Freilich tut Horgan alles, um diesen Effekt zu verstärken. Schon bei der Auswahl seiner Interviewpartner dominieren die mehr oder minder verbissenen Außenseiter. Was ihnen so alles durch den Kopf ging, ins Unreine gesprochen wurde: Horgan gibt es mitleidlos wieder. Argumente sind ohnehin seine Sache nicht. Er läßt lieber die erwartbar disparaten Ansichten über Stand und Zukunft naturwissenschaftlicher Erkenntnisse im O-Ton Revue passieren, um daraus abzuleiten, wovon er ohnehin überzeugt ist: daß die Wissenschaft, soweit es um fundamentale Theorien geht, an vermutlich unüberschreitbare Grenzen gestoßen ist.
Man kann aus Horgans Buch einiges über avancierte Theorien, Zielsetzungen und Wunschvorstellungen in den verschiedenen Gebieten lernen. Vorsicht ist allerdings trotzdem geboten, denn die Meinungen und Einschätzungen des Autors mischen sich in die Darstellung oft spürbar ein. Ärgerlich wird das insbesondere dann, wenn Horgan sich über den persönlichen Habitus von Interviewpartnern lustig macht und damit schon die Sache erledigt zu haben meint. An seiner Kunst der Personenbeschreibung sticht die Aufmerksamkeit für Hemdenfarben hervor.
Colin McGinn allerdings, der im Kapitel "Ende der Philosophie" neben Popper, Kuhn und Feyerabend figurieren darf, trug T-Shirt, Jeans und Mokassins, wie dem Leser überliefert wird; nicht ohne den Hinweis, daß sich der Autor Philosophen ganz anders vorgestellt hat. Als sachliche und prägnante Information sticht das vom Rest des Kapitels vorteilhaft ab. Über die Auswahl der für diesen Abschnitt Interviewten möchte man ohnehin nicht befinden, ebensowenig wie über jene, die das "Ende der Sozialwissenschaft" belegen soll (Edward Wilson, Noam Chomsky, Clifford Geertz).

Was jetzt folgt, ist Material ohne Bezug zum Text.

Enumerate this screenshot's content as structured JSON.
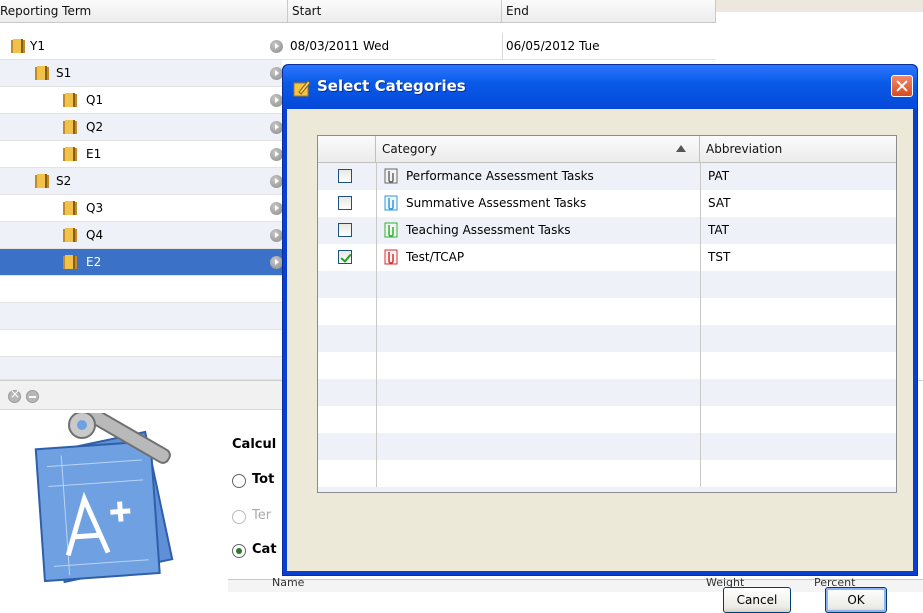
{
  "tree": {
    "headers": {
      "term": "Reporting Term",
      "start": "Start",
      "end": "End"
    },
    "rows": [
      {
        "label": "Y1",
        "start": "08/03/2011 Wed",
        "end": "06/05/2012 Tue"
      },
      {
        "label": "S1",
        "start": "",
        "end": ""
      },
      {
        "label": "Q1",
        "start": "",
        "end": ""
      },
      {
        "label": "Q2",
        "start": "",
        "end": ""
      },
      {
        "label": "E1",
        "start": "",
        "end": ""
      },
      {
        "label": "S2",
        "start": "",
        "end": ""
      },
      {
        "label": "Q3",
        "start": "",
        "end": ""
      },
      {
        "label": "Q4",
        "start": "",
        "end": ""
      },
      {
        "label": "E2",
        "start": "",
        "end": ""
      }
    ]
  },
  "lower": {
    "calc_label": "Calcul",
    "radios": [
      {
        "label": "Tot",
        "checked": false,
        "disabled": false
      },
      {
        "label": "Ter",
        "checked": false,
        "disabled": true
      },
      {
        "label": "Cat",
        "checked": true,
        "disabled": false
      }
    ],
    "bottom_headers": [
      "Name",
      "Weight",
      "Percent"
    ]
  },
  "dialog": {
    "title": "Select Categories",
    "headers": {
      "category": "Category",
      "abbreviation": "Abbreviation"
    },
    "rows": [
      {
        "checked": false,
        "name": "Performance Assessment Tasks",
        "abbr": "PAT",
        "icon_color": "#666666"
      },
      {
        "checked": false,
        "name": "Summative Assessment Tasks",
        "abbr": "SAT",
        "icon_color": "#2a9be0"
      },
      {
        "checked": false,
        "name": "Teaching Assessment Tasks",
        "abbr": "TAT",
        "icon_color": "#2fb52f"
      },
      {
        "checked": true,
        "name": "Test/TCAP",
        "abbr": "TST",
        "icon_color": "#d93030"
      }
    ],
    "cancel_label": "Cancel",
    "ok_label": "OK"
  }
}
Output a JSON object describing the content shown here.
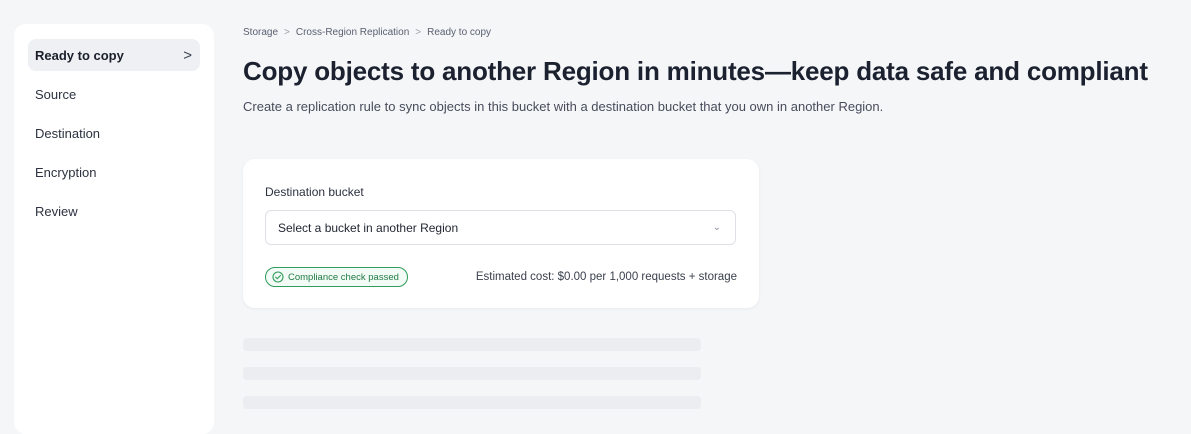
{
  "sidebar": {
    "items": [
      {
        "label": "Ready to copy"
      },
      {
        "label": "Source"
      },
      {
        "label": "Destination"
      },
      {
        "label": "Encryption"
      },
      {
        "label": "Review"
      }
    ],
    "active_chevron": ">"
  },
  "breadcrumb": {
    "items": [
      "Storage",
      "Cross-Region Replication",
      "Ready to copy"
    ],
    "separator": ">"
  },
  "page": {
    "title": "Copy objects to another Region in minutes—keep data safe and compliant",
    "subtitle": "Create a replication rule to sync objects in this bucket with a destination bucket that you own in another Region."
  },
  "card": {
    "field_label": "Destination bucket",
    "select_value": "Select a bucket in another Region",
    "badge_label": "Compliance check passed",
    "cost_text": "Estimated cost: $0.00 per 1,000 requests + storage"
  },
  "colors": {
    "accent_green": "#2e9c5a",
    "active_bg": "#eef0f3"
  }
}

Am Ende des Buches darf es dann ums Ganze gehen. Da nun einmal nichts daraus wird, daß uns die "die wahre, reine, empirische Wissenschaft" sagt, warum wir hier sind - woran sich dann halten? An einen Gott, so beantwortet sich Horgan die Frage, dem vor seiner eigenen Gottheit und seinem möglichen Tod graut und dessen Not die unsrige ist. Was immer man von solcher Kryptotheologie hält: Das Ende der Wissenschaft hätte es dazu nicht gebraucht. HELMUT MAYER
John Horgan: "An den Grenzen des Wissens". Siegeszug und Dilemma der Naturwissenschaften. Aus dem Amerikanischen von Thorsten Schmidt. Luchterhand Verlag, München 1997. 463 S., geb., 46,- DM.